In April, simmering Russian anger over U.S. plans to place missile defense components in Poland and the Czech Republic, both former Warsaw Pact members, boiled over despite Washington’s pledges to cooperate with Moscow on the system and even share technology.
Russia views the plan as an attempt to alter the strategic balance, a fear Rice has dismissed as “ludicrous” but top Russian military officials have hinted the system might be targeted.
U.S. and Polish officials opened formal talks in Warsaw on the plan even as Rice was headed to Moscow.

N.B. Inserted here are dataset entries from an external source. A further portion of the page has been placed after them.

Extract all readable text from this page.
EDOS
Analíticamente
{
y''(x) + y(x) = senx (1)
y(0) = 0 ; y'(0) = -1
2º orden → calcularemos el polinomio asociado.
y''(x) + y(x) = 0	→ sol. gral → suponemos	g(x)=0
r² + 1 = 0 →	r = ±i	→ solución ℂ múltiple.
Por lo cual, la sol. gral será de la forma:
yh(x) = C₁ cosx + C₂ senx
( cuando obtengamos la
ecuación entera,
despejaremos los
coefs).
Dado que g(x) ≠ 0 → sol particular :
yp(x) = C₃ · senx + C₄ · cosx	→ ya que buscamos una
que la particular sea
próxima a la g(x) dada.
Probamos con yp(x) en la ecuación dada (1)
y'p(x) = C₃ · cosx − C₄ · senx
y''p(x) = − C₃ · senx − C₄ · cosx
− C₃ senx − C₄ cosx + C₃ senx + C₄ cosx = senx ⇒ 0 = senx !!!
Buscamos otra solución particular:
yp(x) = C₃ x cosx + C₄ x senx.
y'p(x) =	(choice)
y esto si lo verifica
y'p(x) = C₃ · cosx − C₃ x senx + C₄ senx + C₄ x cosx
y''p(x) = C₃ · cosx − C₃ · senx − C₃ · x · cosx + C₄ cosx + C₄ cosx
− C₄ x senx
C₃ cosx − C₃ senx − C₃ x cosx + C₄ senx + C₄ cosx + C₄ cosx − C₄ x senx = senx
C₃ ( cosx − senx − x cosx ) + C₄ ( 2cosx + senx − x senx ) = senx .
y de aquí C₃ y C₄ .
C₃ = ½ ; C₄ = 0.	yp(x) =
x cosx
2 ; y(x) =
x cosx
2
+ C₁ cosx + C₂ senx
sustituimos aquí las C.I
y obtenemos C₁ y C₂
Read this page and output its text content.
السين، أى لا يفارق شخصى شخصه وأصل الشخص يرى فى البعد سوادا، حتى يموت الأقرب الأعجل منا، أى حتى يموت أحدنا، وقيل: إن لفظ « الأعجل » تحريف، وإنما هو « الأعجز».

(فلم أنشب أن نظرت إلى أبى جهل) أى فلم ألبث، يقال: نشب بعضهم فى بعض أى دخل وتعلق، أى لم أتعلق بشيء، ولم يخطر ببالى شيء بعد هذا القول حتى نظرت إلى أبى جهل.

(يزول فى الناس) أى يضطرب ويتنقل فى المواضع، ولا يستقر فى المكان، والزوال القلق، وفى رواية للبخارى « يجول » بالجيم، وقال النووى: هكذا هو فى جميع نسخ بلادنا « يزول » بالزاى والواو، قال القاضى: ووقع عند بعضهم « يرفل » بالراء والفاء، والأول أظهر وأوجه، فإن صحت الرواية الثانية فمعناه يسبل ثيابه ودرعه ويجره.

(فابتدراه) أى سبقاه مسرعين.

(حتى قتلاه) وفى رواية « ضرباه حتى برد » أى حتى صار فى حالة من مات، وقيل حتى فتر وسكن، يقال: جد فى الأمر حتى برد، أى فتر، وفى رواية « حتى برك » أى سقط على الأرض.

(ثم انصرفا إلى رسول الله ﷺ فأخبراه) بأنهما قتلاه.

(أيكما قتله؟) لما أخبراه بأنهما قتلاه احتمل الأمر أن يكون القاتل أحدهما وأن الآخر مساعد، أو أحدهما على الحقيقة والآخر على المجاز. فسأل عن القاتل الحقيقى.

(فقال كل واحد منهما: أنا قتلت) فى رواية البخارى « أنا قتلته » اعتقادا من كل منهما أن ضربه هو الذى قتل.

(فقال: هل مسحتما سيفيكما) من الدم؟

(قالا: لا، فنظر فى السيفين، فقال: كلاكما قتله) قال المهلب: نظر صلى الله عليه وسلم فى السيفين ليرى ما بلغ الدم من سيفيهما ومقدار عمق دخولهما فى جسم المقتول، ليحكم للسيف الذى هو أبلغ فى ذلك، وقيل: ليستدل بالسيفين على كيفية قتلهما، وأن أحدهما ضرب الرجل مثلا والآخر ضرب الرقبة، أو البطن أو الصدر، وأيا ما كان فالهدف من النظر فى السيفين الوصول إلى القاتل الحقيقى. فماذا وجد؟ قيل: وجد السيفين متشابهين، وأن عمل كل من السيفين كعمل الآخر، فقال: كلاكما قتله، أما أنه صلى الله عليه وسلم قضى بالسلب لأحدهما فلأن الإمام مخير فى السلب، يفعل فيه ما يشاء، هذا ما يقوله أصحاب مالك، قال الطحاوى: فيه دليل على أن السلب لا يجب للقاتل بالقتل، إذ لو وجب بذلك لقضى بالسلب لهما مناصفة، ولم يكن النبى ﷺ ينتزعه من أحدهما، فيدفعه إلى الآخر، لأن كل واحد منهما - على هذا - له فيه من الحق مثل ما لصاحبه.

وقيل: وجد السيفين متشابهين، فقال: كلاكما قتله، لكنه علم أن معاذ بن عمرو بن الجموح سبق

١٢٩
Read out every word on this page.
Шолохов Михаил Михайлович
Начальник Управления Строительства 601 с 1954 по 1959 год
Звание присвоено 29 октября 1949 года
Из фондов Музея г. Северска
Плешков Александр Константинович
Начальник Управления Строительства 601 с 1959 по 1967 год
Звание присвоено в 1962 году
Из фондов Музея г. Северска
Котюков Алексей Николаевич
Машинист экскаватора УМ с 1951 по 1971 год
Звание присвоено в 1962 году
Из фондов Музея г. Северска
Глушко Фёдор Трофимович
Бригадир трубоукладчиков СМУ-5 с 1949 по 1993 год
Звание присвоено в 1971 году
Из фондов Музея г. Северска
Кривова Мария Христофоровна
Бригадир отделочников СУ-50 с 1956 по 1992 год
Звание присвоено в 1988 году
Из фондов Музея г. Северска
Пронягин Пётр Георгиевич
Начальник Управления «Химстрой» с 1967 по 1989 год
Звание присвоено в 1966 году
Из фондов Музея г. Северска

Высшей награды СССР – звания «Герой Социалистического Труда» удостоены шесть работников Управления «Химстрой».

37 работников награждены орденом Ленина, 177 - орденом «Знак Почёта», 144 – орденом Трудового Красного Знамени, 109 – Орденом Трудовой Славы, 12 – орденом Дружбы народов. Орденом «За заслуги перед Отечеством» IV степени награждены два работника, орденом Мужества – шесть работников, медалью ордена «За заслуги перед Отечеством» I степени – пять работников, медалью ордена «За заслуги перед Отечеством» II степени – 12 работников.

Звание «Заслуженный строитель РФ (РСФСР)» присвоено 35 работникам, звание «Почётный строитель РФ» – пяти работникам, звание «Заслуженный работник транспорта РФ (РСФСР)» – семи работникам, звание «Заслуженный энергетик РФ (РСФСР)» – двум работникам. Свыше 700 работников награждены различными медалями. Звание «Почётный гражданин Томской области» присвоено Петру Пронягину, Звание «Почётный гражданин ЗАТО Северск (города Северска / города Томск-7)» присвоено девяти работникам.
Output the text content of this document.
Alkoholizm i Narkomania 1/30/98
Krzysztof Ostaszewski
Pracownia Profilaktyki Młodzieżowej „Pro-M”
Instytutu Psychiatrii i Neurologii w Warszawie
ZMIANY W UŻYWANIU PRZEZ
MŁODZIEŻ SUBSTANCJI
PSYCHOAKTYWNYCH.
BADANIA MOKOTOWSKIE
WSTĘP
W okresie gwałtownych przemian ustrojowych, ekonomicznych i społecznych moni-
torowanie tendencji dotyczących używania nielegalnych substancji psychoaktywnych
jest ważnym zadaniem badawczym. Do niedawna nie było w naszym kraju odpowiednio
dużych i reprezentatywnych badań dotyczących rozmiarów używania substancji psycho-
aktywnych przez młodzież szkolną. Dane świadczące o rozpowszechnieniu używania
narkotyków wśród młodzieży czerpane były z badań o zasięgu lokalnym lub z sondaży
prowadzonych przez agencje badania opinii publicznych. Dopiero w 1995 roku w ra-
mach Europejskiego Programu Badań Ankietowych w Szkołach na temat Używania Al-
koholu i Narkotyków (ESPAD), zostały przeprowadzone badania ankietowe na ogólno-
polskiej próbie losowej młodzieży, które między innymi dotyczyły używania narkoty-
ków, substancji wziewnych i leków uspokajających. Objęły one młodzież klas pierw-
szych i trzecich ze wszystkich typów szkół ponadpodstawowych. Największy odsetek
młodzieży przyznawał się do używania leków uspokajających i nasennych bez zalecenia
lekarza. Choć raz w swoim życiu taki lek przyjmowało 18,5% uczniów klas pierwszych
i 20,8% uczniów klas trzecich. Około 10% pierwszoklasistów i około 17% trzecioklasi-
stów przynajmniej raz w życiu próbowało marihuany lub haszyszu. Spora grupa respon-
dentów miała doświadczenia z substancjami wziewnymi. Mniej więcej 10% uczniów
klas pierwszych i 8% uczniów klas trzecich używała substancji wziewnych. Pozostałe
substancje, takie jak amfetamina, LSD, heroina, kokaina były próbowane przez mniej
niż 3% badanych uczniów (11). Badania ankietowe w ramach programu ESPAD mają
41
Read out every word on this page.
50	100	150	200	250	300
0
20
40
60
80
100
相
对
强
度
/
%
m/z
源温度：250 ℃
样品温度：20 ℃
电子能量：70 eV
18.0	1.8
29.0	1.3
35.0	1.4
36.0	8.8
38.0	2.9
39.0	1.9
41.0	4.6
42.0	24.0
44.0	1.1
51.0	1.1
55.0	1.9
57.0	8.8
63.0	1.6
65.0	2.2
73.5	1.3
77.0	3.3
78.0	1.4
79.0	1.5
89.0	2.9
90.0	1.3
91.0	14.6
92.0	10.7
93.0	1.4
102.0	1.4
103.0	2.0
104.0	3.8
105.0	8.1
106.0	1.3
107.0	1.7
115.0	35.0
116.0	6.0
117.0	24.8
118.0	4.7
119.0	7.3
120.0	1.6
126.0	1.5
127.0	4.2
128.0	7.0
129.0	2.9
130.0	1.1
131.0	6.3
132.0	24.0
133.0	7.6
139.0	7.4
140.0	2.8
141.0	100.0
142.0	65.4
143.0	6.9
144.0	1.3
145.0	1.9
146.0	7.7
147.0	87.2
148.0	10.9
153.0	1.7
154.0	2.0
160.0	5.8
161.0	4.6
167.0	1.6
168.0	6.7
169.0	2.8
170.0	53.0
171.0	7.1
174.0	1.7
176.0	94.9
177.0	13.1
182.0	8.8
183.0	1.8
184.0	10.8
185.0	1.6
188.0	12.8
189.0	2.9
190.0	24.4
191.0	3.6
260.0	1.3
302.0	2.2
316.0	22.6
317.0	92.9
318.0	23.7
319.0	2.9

The two sides were talking about the legal status of a possible U.S. anti-missile base on Polish soil and the American personnel stationed there.
Hours before the United States and its NATO allies were to meet in Norway recently to discuss this issue, Putin threatened to suspend Russia’s participation in a key treaty limiting military deployments in Europe.
Rice said that NATO and the United States want to keep the Conventional Forces in Europe (CFE) pact alive and want to ratify it themselves, but cannot unless Russia honors its treaty commitments.
Russia views U.S. activity in its former sphere of influence with growing suspicion and just last week, Putin denounced “disrespect for human life, claims to global exclusiveness and dictate, just as it was in the time of the Third Reich.”
The Kremlin insisted that Putin had not meant to compare the Bush administration’s policies with those of Nazi Germany but the reference appeared to highlight Russia’s annoyance at what it sees as U.S. domination of world affairs and meddling in Russian politics.
Rice did not address Putin’s comments but suggested that sometimes emotionally charged remarks by Russian officials were not constructive, saying she had urged counterparts to avoid “rhetoric that suggests the relationship is one of hostility.”
She couched criticism of Russia’s democratic progress under Putin with a caveat alluding to the country’s troubled history – from Czarist empire to communist monolith – a nation now struggling to find its role in the world and at home.
“This is a big and complex place that is going through a major historic transformation … things are not going to change overnight, but frankly we would like to see them change faster than they are changing, and for the better,” Rice said.
She said she would use her meetings in Moscow to impress on Putin and other top Russian officials the need for a missile defense to counter threats from Iran and North Korea and the genuine U.S. desire to work with Russia in building the system transparently.
She also said she would push the Russians on accepting a U.N. proposal for supervised independence for Kosovo, now a U.N.-administered province in Russian ally Serbia, that Moscow has threatened to block.